About the establishment of convex approximation function

I’m working on a channel maximization problem which is MAX -log2(1 + p / d *d). We know that the -log2(1 + 1 / x) is concave with respect to x. So I let x = d * d, then the initial problem became MAX -log2(1 + 1 / x), constr(x <= d * d).

Now, objective function is a convex optimization problem because it is a concave problem of maximization. However, due to the constraints, the feasible solution set is not convex, so the whole problem does not meet the criteria of convex optimization.

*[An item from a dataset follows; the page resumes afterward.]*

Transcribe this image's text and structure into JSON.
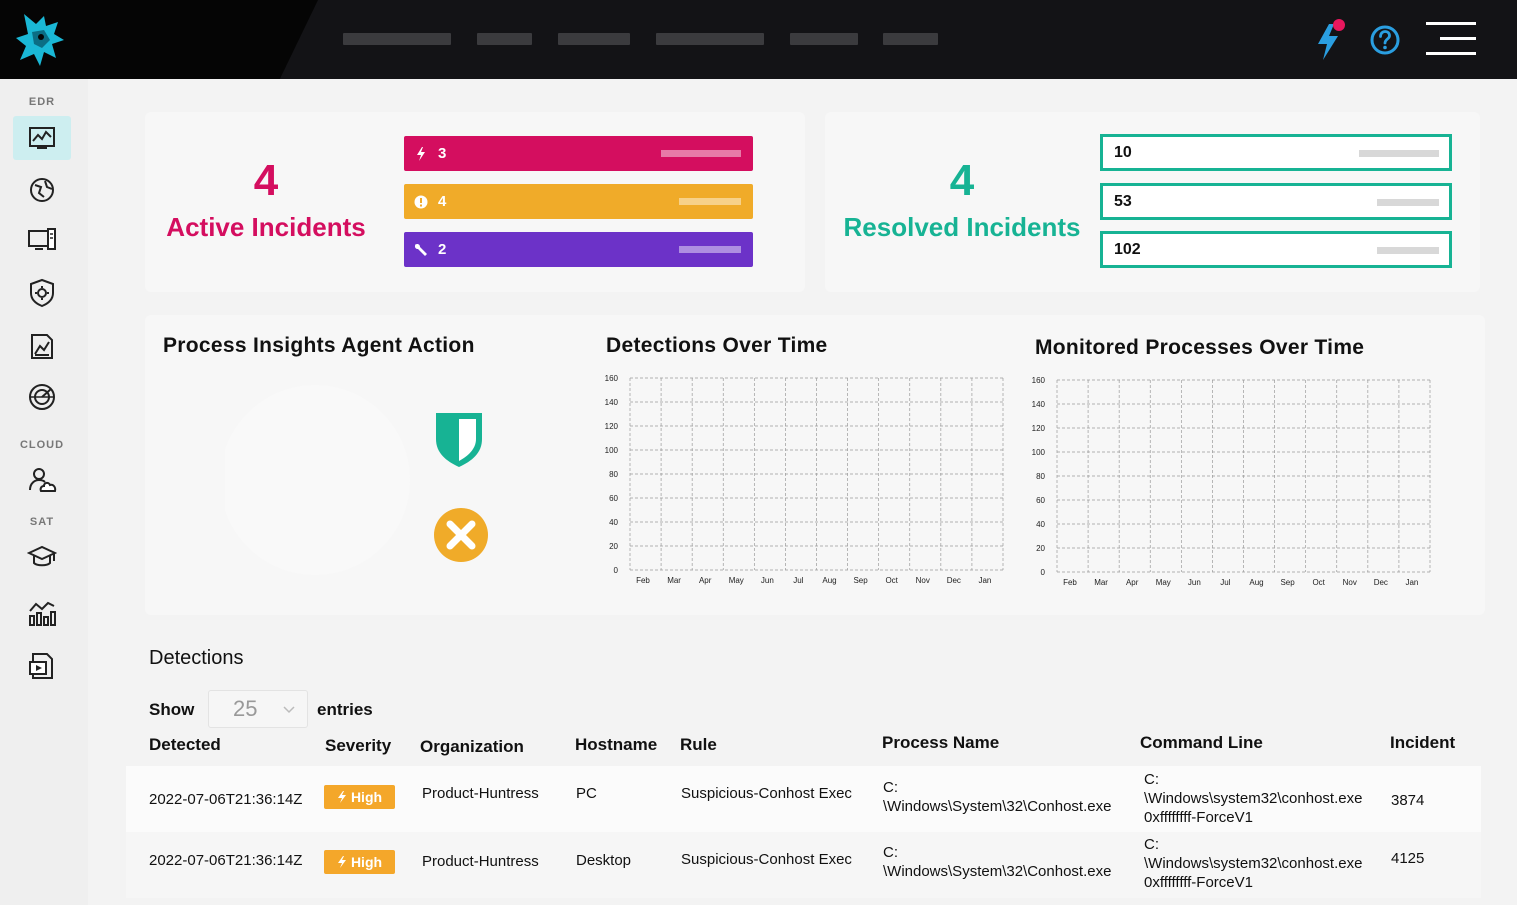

Because x * x is convex with respect to x, at any given point xc, there will always be x * x > = 2 * xc * x - xc * xc. In this step, the right-hand side of the original constraint equation can be transformed into a linear expression. So the original problem can be turned into MAX -log2(1 + 1 / x), constr(x <= 2 * xc * x - xc * xc). Because of the first order Taylor expansion at xc.

My question is, after such a series of transformations, how different is the optimal solution between the transformed problem and the original problem? What are the reasons for this difference?

If you approximate the problem, the solution may be different. You’ll find out how much different by solving with and without the approximation (non-convex problem will have to be solved not using CVX).

That is to say, when I face a nonconvex problem, I establish a convex approximation function to solve it. But I can’t know the difference between the solution of the approximation function and the original function, because I can’t get the optimal solution of the nonconvex problem. Is it right?

You use a global optimization solver for non-convex problems, for instance via YALMIP.